Я ожидал застать непроглядную тьму и мрак, но был приятно поражен.
На стенах коридора висели красные такие таблетки и они давали слабый свет, чтобы, очевидно, можно было худо-бедно эвакуироваться в случае деэлектрофикации. Не думал даже, что такое предусмотрено, хитро!
Только я ступил ногой на плитку, как аварийное освещение погасло.
Я замер, ожидая, что сейчас пригодятся мои навыки играть в шутеры, но ничего не происходило. Спиной чувствовал, как Ева что-то от меня ждёт и мне стало стыдно от того, что я так глупенько перед ней очкую.
Дрожащей рукой я достал телефон и, сглотнув, включил фонарик.
Коридор был пустой, как и моя голова. Нечего, собственно, было боятся. Я, почувствовав себя, как Гэндальф в Мории со светящимся посохом, шагнул во мрак.
– Стой! – услышал я нервную девчачью мольбу. За мою свободную вспотевшую руку кто-то взялся.
– Надо же. Я теперь лидер стаи. Как приятно.
Выйдя в крыло, где располагался лифт, я рассчитывал найти там лестницу. Её не было. Только дверь. Я подумал, что она ведет в такой же коридор с квартирами.
– А где? – спросил я в никуда.
– Что? – переспросила Ева.
– Ну… лестница? Она же должна быть.
– Да, она там, – от её неуверенности мне не хотелось ей верить, но я, тем не менее, зашёл внутрь и, действительно. Там был лестничный пролёт. С окнами. Рука снова освободилась. Я за одну минуту пережил животный страх, героическую смелость и опустошающую неловкость.
– А, ну у меня дома не так просто, – я захотел объясниться, – а по гостям я часто не хожу, знаешь.
– Ну, ничего страшного. Мы же всё нашли, – Ева меня успокаивала и заверяла, что всё хорошо. Я-то знал, что в голове у неё вертелись мысли по типу, – Ты, мало того, что трус. Так ещё и кретин. Лестница он не знает, где находится. Идиот! Головой надо думать. Той, что сверху, а не той, которой ты всегда думаешь.
Я принял эти невысказанные оскорбления и быстро, как горный козёл, начал «альтернативное восхождение». Ножки семенили по ступеням, будто пальцы джазового пианиста по клавишам. Гитара длинной этой частью очень страшно ударилась об пол и мне пришлось её придерживать.

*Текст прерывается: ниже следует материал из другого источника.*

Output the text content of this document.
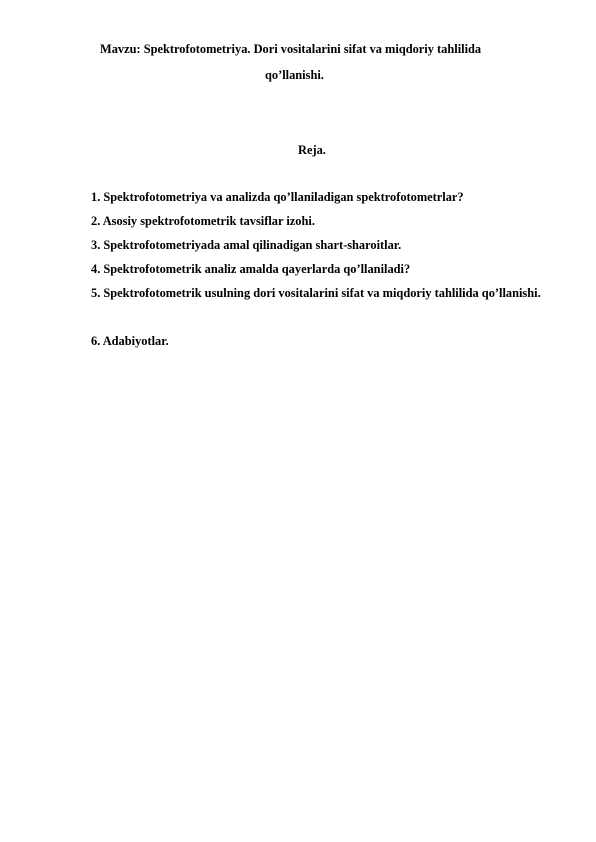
Mavzu: Spektrofotometriya. Dori vositalarini sifat va miqdoriy tahlilida
qo’llanishi.
Reja.
1. Spektrofotometriya va analizda qo’llaniladigan spektrofotometrlar?
2. Asosiy spektrofotometrik tavsiflar izohi.
3. Spektrofotometriyada amal qilinadigan shart-sharoitlar.
4. Spektrofotometrik analiz amalda qayerlarda qo’llaniladi?
5. Spektrofotometrik usulning dori vositalarini sifat va miqdoriy tahlilida qo’llanishi.
6. Adabiyotlar.
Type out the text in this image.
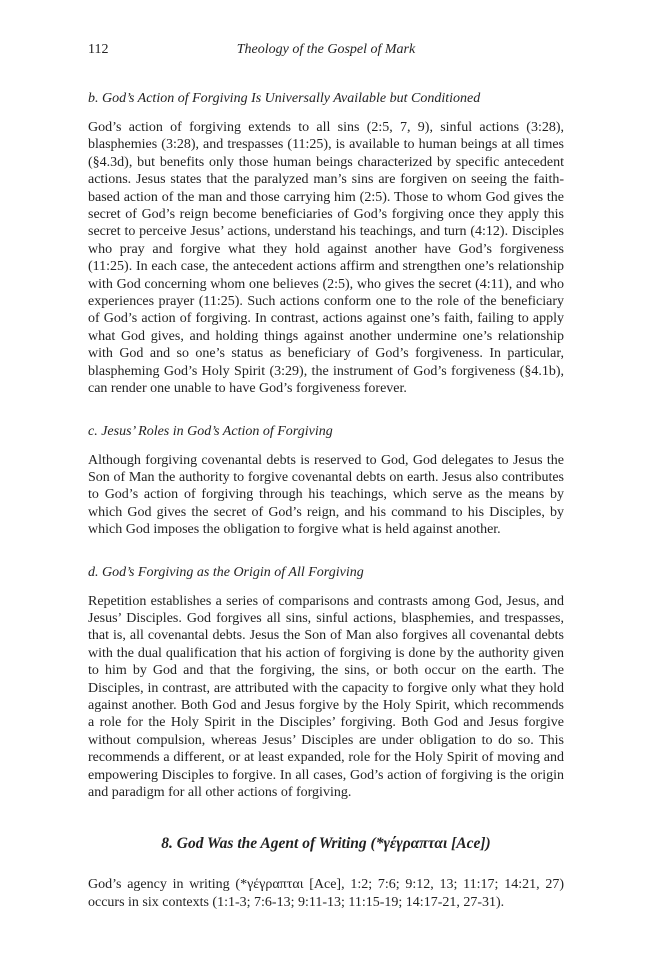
112	Theology of the Gospel of Mark

b. God’s Action of Forgiving Is Universally Available but Conditioned

God’s action of forgiving extends to all sins (2:5, 7, 9), sinful actions (3:28), blasphemies (3:28), and trespasses (11:25), is available to human beings at all times (§4.3d), but benefits only those human beings characterized by specific antecedent actions. Jesus states that the paralyzed man’s sins are forgiven on seeing the faith-based action of the man and those carrying him (2:5). Those to whom God gives the secret of God’s reign become beneficiaries of God’s forgiving once they apply this secret to perceive Jesus’ actions, understand his teachings, and turn (4:12). Disciples who pray and forgive what they hold against another have God’s forgiveness (11:25). In each case, the antecedent actions affirm and strengthen one’s relationship with God concerning whom one believes (2:5), who gives the secret (4:11), and who experiences prayer (11:25). Such actions conform one to the role of the beneficiary of God’s action of forgiving. In contrast, actions against one’s faith, failing to apply what God gives, and holding things against another undermine one’s relationship with God and so one’s status as beneficiary of God’s forgiveness. In particular, blaspheming God’s Holy Spirit (3:29), the instrument of God’s forgiveness (§4.1b), can render one unable to have God’s forgiveness forever.

c. Jesus’ Roles in God’s Action of Forgiving

Although forgiving covenantal debts is reserved to God, God delegates to Jesus the Son of Man the authority to forgive covenantal debts on earth. Jesus also contributes to God’s action of forgiving through his teachings, which serve as the means by which God gives the secret of God’s reign, and his command to his Disciples, by which God imposes the obligation to forgive what is held against another.

d. God’s Forgiving as the Origin of All Forgiving

Repetition establishes a series of comparisons and contrasts among God, Jesus, and Jesus’ Disciples. God forgives all sins, sinful actions, blasphemies, and trespasses, that is, all covenantal debts. Jesus the Son of Man also forgives all covenantal debts with the dual qualification that his action of forgiving is done by the authority given to him by God and that the forgiving, the sins, or both occur on the earth. The Disciples, in contrast, are attributed with the capacity to forgive only what they hold against another. Both God and Jesus forgive by the Holy Spirit, which recommends a role for the Holy Spirit in the Disciples’ forgiving. Both God and Jesus forgive without compulsion, whereas Jesus’ Disciples are under obligation to do so. This recommends a different, or at least expanded, role for the Holy Spirit of moving and empowering Disciples to forgive. In all cases, God’s action of forgiving is the origin and paradigm for all other actions of forgiving.

8. God Was the Agent of Writing (*γέγραπται [Ace])

God’s agency in writing (*γέγραπται [Ace], 1:2; 7:6; 9:12, 13; 11:17; 14:21, 27) occurs in six contexts (1:1-3; 7:6-13; 9:11-13; 11:15-19; 14:17-21, 27-31).
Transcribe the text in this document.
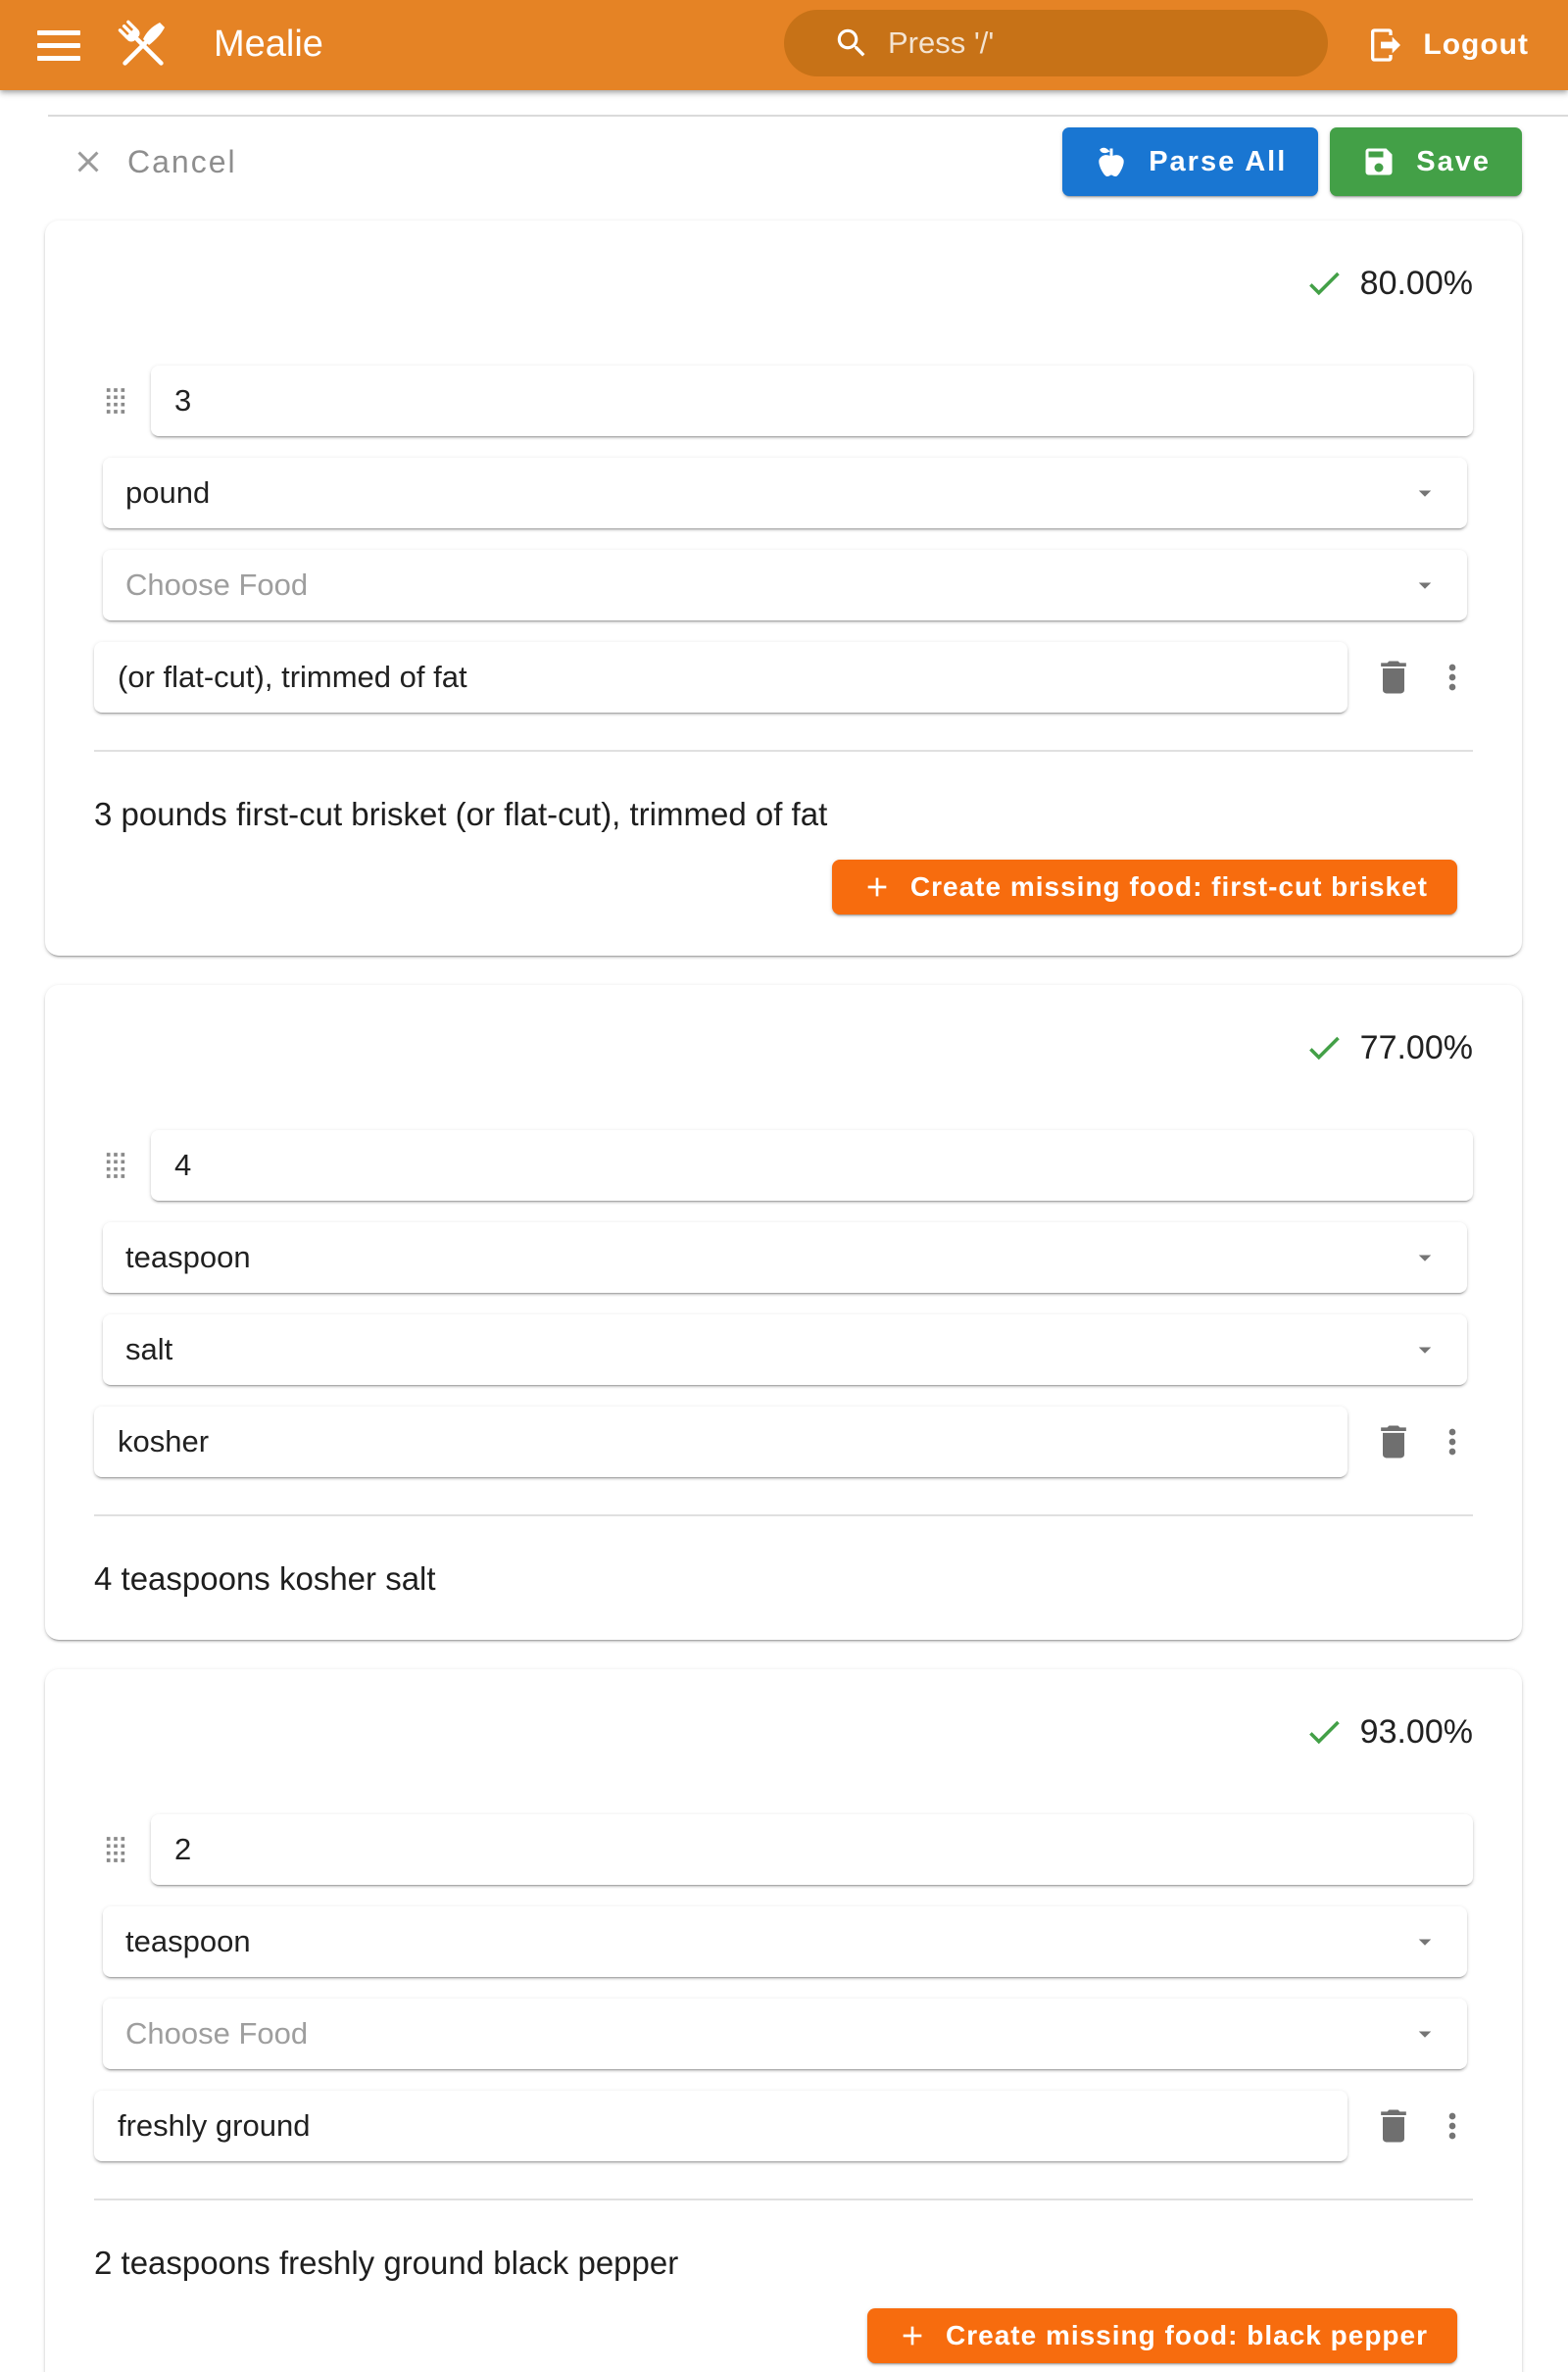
Mealie
Press '/'	Logout
Cancel	Parse All	Save
80.00%
3
pound
Choose Food
(or flat-cut), trimmed of fat

3 pounds first-cut brisket (or flat-cut), trimmed of fat

Create missing food: first-cut brisket
77.00%
4
teaspoon
salt
kosher

4 teaspoons kosher salt

93.00%
2
teaspoon
Choose Food
freshly ground

2 teaspoons freshly ground black pepper

Create missing food: black pepper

– Стой! – ещё раз я услышал девчачью мольбу, но уже с добавлением к ней прерывистого дыхания. Ева тоже быстро спускалась, но за мной не поспевала. Я решил не пугать девчонку и перешёл на шаг.
В самом конце нас встретила очередная дверь, но уже с магнитным замком. Я, по привычке, ткнул на кнопочку, но тут же осознал свою глупость и просто толкнул.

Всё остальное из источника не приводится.